It Started in New York

Monday, November 26, 2007

Well, well, as the saying goes, "You learn something new every day."

The family here was discussing the beginnings of the American Revolution, and The Historian (my daughter) informed us that years before the "shot heard 'round the world" was heard in Lexington and Concord, it was actually rabble-rousing New Yorkers where the first action really began! Ever heard of the "Battle of Golden Hill"? Me neither. Not til now. Here's a quick summary from wikipedia (and I did check with other sources to confirm wikipedia- it's accurate. I include this excerpt because it is so brief and readable):

The Liberty Boys (aka Sons of Liberty in New York State), in New York City, erected several poles with banners to celebrate the repeal of the Stamp Act. The first Liberty pole was put up in City Hall Park in 1767 after the Townshend Duty Act.

On January 17, 1770, British soldiers sawed down a Liberty pole in response to a Sons of Liberty broadside (issued by Alexander McDougall) titled "To the Betrayed Inhabitants of the City and Colony of New York". The redcoats also responded by posting their own handbills which attacked the Sons of Liberty as "the real enemies of society" who "thought their freedom depended on a piece of wood".

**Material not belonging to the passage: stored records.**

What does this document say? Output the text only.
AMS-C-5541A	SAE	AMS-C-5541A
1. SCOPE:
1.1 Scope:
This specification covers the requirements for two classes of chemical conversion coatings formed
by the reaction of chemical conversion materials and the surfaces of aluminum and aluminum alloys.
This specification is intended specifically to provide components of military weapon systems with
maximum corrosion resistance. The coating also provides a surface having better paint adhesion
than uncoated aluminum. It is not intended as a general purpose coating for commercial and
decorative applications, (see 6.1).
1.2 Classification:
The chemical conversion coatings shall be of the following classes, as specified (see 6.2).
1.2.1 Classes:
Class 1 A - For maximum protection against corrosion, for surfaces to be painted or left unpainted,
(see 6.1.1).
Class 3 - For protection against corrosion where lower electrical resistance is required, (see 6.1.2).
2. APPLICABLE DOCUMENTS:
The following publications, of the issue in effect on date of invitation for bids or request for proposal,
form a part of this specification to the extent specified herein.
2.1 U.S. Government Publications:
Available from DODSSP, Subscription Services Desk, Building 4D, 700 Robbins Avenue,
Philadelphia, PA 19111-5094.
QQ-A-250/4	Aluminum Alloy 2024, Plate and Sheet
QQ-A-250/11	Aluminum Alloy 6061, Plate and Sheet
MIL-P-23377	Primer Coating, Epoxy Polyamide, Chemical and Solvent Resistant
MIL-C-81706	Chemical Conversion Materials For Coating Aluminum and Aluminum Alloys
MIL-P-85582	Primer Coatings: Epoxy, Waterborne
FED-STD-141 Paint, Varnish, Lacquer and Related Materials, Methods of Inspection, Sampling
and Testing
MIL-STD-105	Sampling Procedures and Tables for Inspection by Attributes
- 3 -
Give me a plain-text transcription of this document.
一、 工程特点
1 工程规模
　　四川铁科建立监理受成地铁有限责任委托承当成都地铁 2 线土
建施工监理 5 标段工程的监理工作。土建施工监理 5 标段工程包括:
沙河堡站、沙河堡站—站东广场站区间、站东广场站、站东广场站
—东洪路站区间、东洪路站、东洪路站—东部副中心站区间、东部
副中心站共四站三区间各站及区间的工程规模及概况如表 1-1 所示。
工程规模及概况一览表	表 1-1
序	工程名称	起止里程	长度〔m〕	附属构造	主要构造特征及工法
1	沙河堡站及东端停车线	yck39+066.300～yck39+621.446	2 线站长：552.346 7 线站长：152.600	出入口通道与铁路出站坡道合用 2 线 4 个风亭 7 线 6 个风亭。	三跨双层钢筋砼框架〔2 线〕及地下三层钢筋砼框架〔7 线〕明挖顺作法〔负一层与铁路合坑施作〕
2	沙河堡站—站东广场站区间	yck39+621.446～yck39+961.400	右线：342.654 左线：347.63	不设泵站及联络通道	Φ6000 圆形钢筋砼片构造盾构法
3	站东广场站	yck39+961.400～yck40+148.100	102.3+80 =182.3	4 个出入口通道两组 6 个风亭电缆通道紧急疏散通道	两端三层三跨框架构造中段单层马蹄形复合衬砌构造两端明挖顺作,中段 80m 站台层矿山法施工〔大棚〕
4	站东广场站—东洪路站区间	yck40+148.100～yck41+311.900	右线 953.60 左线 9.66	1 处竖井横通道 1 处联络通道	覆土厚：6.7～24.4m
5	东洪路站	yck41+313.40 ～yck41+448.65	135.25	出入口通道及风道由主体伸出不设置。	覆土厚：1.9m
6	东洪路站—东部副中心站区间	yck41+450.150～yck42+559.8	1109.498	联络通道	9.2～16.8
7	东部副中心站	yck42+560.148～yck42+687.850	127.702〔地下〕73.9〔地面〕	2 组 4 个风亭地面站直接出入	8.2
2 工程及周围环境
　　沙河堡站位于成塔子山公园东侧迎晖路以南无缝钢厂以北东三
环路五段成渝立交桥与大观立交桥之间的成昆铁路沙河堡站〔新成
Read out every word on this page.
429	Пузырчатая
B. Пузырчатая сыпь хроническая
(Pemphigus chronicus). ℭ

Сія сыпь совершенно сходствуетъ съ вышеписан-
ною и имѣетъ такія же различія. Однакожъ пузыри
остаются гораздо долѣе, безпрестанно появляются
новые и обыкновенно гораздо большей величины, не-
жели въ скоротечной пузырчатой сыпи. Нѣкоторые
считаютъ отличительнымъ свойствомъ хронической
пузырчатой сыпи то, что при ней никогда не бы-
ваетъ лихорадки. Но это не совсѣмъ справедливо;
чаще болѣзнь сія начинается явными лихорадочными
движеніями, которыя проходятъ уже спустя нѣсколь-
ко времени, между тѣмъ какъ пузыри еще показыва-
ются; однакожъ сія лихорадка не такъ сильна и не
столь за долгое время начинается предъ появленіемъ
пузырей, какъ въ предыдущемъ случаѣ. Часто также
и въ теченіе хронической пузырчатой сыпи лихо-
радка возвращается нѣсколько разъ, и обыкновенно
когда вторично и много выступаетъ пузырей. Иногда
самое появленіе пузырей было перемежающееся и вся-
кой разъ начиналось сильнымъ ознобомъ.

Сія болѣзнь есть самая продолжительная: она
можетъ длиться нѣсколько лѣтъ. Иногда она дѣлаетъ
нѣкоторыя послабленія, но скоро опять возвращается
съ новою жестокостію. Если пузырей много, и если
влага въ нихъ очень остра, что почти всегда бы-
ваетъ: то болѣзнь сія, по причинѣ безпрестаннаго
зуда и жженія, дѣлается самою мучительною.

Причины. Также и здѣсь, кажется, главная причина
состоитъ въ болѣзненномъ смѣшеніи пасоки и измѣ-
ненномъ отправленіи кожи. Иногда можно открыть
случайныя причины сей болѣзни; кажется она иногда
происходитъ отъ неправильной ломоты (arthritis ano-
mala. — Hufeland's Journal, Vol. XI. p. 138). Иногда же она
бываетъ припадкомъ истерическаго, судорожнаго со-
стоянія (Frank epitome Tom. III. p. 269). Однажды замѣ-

On January 19, 1770 (6 weeks before the Boston Massacre), Isaac Sears and others tried to stop some soldiers from posting handbills. Sears captured some of the soldiers and marched his captives towards the mayor's office, while the rest of the British soldiers ran to the barracks to sound the alarm. A crowd of townsfolk arrived along with a score of soldiers. The soldiers were surrounded and badly outnumbered. Another squad of soldiers arrived and the officer gave the order "Soldiers, draw your bayonets and cut your way through them." More soldiers arrived and a group of officers arrived to disperse the soldiers before the situation got totally out of hand.

Several of the soldiers were badly bruised and one a had a serious wound. Some of the townsfolk were wounded and one had been fatally stabbed.

The Battle of Golden Hill or Gouden Bergh (Dutch) was noteworthy because it was the first blood of the American Revolution.

It was said that this event brought a rise in tensions especially for those in Boston. Six weeks later, the "Boston Massacre" occurred.

Another good source is at The Battle for New York site, here.

I'd heard from various "historians" that New York, especially NYC, sympathized with the British, and dragged their feet when it came to liberty. Not so!

A replica of the Liberty Pole stands at what is now known as City Hall Park. There were many such poles erected in New York between 1766-1776. That would be a great place to visit!

1 remarks

Interesting post.

Take it from somebody who was there. ;) Those British were nasty as red hornets -- no blarney there. It's a good thing they didn't recognize my face; it would have been difficult to serve as a Culper spy (I think I can say that now, without endangering my neck)!

Us New-Yorkers slow to accept national independence?! Well, those Tories may have cast large shadows over my fellow patriots and myself, but if anyone was slow to realize independence, it was Congress! ...
But then, why does that surprise me?